Covering the World — By Ken Lawrence
The Islamic revolution in Iran toppled the regime of Shah Mohammad Reza Pahlavi, sending the shah into exile Jan. 16, 1979. Most Americans remember it as the time when radical students occupied the U.S. Embassy in Tehran and held the residents hostage, dooming President Jimmy Carter’s re-election campaign.
The franking on the June 1, 1979, registered airmail cover from Tehran to Ibiza, a Spanish island in the Mediterranean Sea, reflects the turbulence of the transition from a secular monarchy to an Islamic theocracy.
Stamps issued before the revolution profiled the shah as the nation’s sovereign and commemorated Iran’s participation in international communications: one pictures a communications satellite and another celebrates global postal relations. But two stamps have provisional overprints of the revolution in the form of vertical black bars struck through a gold silhouette of the shah after he had been deposed from power.

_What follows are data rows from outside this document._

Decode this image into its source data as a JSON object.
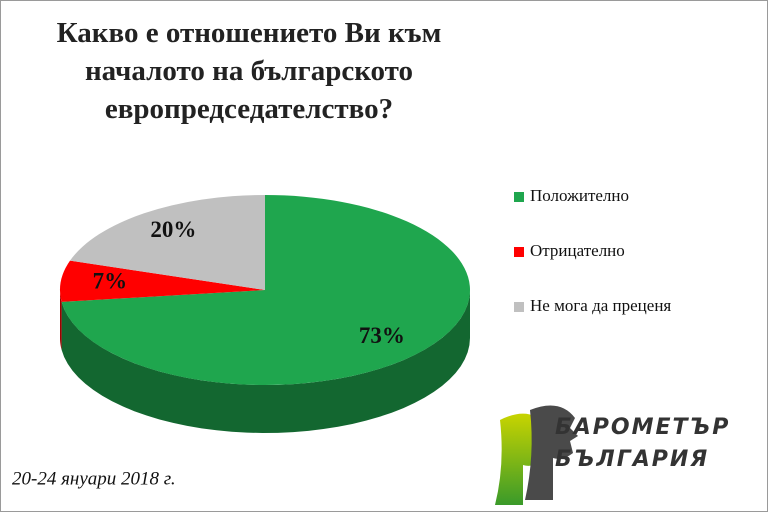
{
  "chart_data": {
    "type": "pie3d",
    "title": "Какво е отношението Ви към началото на българското европредседателство?",
    "categories": [
      "Положително",
      "Отрицателно",
      "Не мога да преценя"
    ],
    "values": [
      73,
      7,
      20
    ],
    "value_labels": [
      "73%",
      "7%",
      "20%"
    ],
    "colors": [
      "#1fa64e",
      "#ff0000",
      "#c0c0c0"
    ],
    "legend": "right",
    "footnote": "20-24 януари 2018 г.",
    "logo": [
      "БАРОМЕТЪР",
      "БЪЛГАРИЯ"
    ]
  }
}
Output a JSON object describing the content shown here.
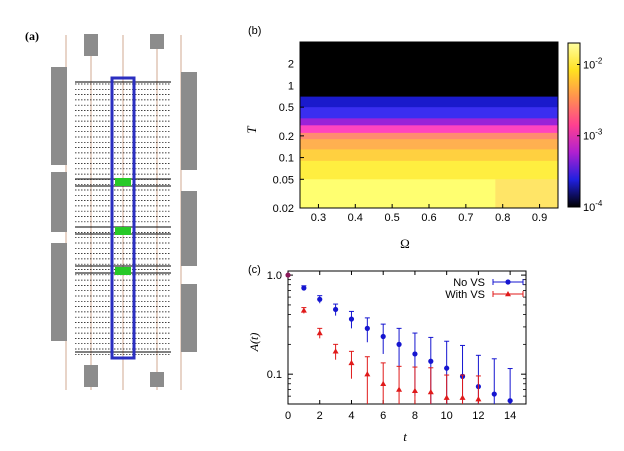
{
  "panels": {
    "a": {
      "label": "(a)"
    },
    "b": {
      "label": "(b)"
    },
    "c": {
      "label": "(c)"
    }
  },
  "colors": {
    "rail": "#d9b8a3",
    "gray_block": "#8c8c8c",
    "dotted_line": "#000000",
    "highlight_box": "#2b2fc0",
    "green_mark": "#27c927",
    "no_vs": "#1515d0",
    "with_vs": "#e01a1a"
  },
  "chart_data": [
    {
      "type": "heatmap",
      "panel": "b",
      "xlabel": "Ω",
      "ylabel": "T",
      "xlim": [
        0.25,
        0.95
      ],
      "ylim": [
        0.02,
        4
      ],
      "yscale": "log",
      "x_ticks": [
        "0.3",
        "0.4",
        "0.5",
        "0.6",
        "0.7",
        "0.8",
        "0.9"
      ],
      "y_ticks": [
        "0.02",
        "0.05",
        "0.1",
        "0.2",
        "0.5",
        "1",
        "2"
      ],
      "colorbar": {
        "scale": "log",
        "range": [
          0.0001,
          0.02
        ],
        "ticks": [
          "10^-2",
          "10^-3",
          "10^-4"
        ]
      },
      "colormap": [
        "#000000",
        "#2020e0",
        "#b020d0",
        "#ff4090",
        "#ff9050",
        "#ffe020",
        "#ffffa0"
      ],
      "rows": [
        {
          "T_min": 0.7,
          "T_max": 4.0,
          "color": "#000000"
        },
        {
          "T_min": 0.5,
          "T_max": 0.7,
          "color": "#1a1acc"
        },
        {
          "T_min": 0.35,
          "T_max": 0.5,
          "color": "#3a2ef0"
        },
        {
          "T_min": 0.28,
          "T_max": 0.35,
          "color": "#9a22d8"
        },
        {
          "T_min": 0.22,
          "T_max": 0.28,
          "color": "#ff44c0"
        },
        {
          "T_min": 0.18,
          "T_max": 0.22,
          "color": "#ff8c70"
        },
        {
          "T_min": 0.13,
          "T_max": 0.18,
          "color": "#ffb050"
        },
        {
          "T_min": 0.09,
          "T_max": 0.13,
          "color": "#ffd040"
        },
        {
          "T_min": 0.05,
          "T_max": 0.09,
          "color": "#ffee40"
        },
        {
          "T_min": 0.02,
          "T_max": 0.05,
          "color": "#ffff70"
        }
      ]
    },
    {
      "type": "scatter",
      "panel": "c",
      "xlabel": "t",
      "ylabel": "A(t)",
      "xlim": [
        0,
        15
      ],
      "ylim": [
        0.05,
        1.1
      ],
      "yscale": "log",
      "x_ticks": [
        "0",
        "2",
        "4",
        "6",
        "8",
        "10",
        "12",
        "14"
      ],
      "y_ticks": [
        "1.0",
        "0.1"
      ],
      "legend_position": "top-right",
      "series": [
        {
          "name": "No VS",
          "marker": "circle",
          "x": [
            0,
            1,
            2,
            3,
            4,
            5,
            6,
            7,
            8,
            9,
            10,
            11,
            12,
            13,
            14
          ],
          "y": [
            1.0,
            0.74,
            0.57,
            0.45,
            0.36,
            0.29,
            0.24,
            0.2,
            0.16,
            0.135,
            0.115,
            0.095,
            0.075,
            0.063,
            0.054
          ],
          "err": [
            0,
            0.04,
            0.05,
            0.06,
            0.07,
            0.08,
            0.08,
            0.09,
            0.1,
            0.1,
            0.1,
            0.1,
            0.08,
            0.08,
            0.06
          ]
        },
        {
          "name": "With VS",
          "marker": "triangle",
          "x": [
            0,
            1,
            2,
            3,
            4,
            5,
            6,
            7,
            8,
            9,
            10,
            11,
            12
          ],
          "y": [
            1.0,
            0.44,
            0.26,
            0.17,
            0.13,
            0.1,
            0.08,
            0.07,
            0.068,
            0.066,
            0.058,
            0.058,
            0.056
          ],
          "err": [
            0,
            0.03,
            0.03,
            0.03,
            0.04,
            0.05,
            0.05,
            0.05,
            0.05,
            0.05,
            0.04,
            0.04,
            0.04
          ]
        }
      ]
    }
  ]
}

At the upper left is a 50-dinar postal tax stamp, with denomination and inscription only in the Farsi language.
The tax had been established in 1950 to support the Iranian Red Cross and Red Crescent, and remained in effect until June 1980. The Scott catalog has two listings for this design (Iran Scott RA1 and RA3), but this is actually the sixth variety, issued in 1976.
This combination of prerevolution, revolutionary provisional, and postal tax stamps was possible only during the one-year transition between the revolutionary seizure of power in early 1979 and the consolidation of power by the ayatollahs a year or so later.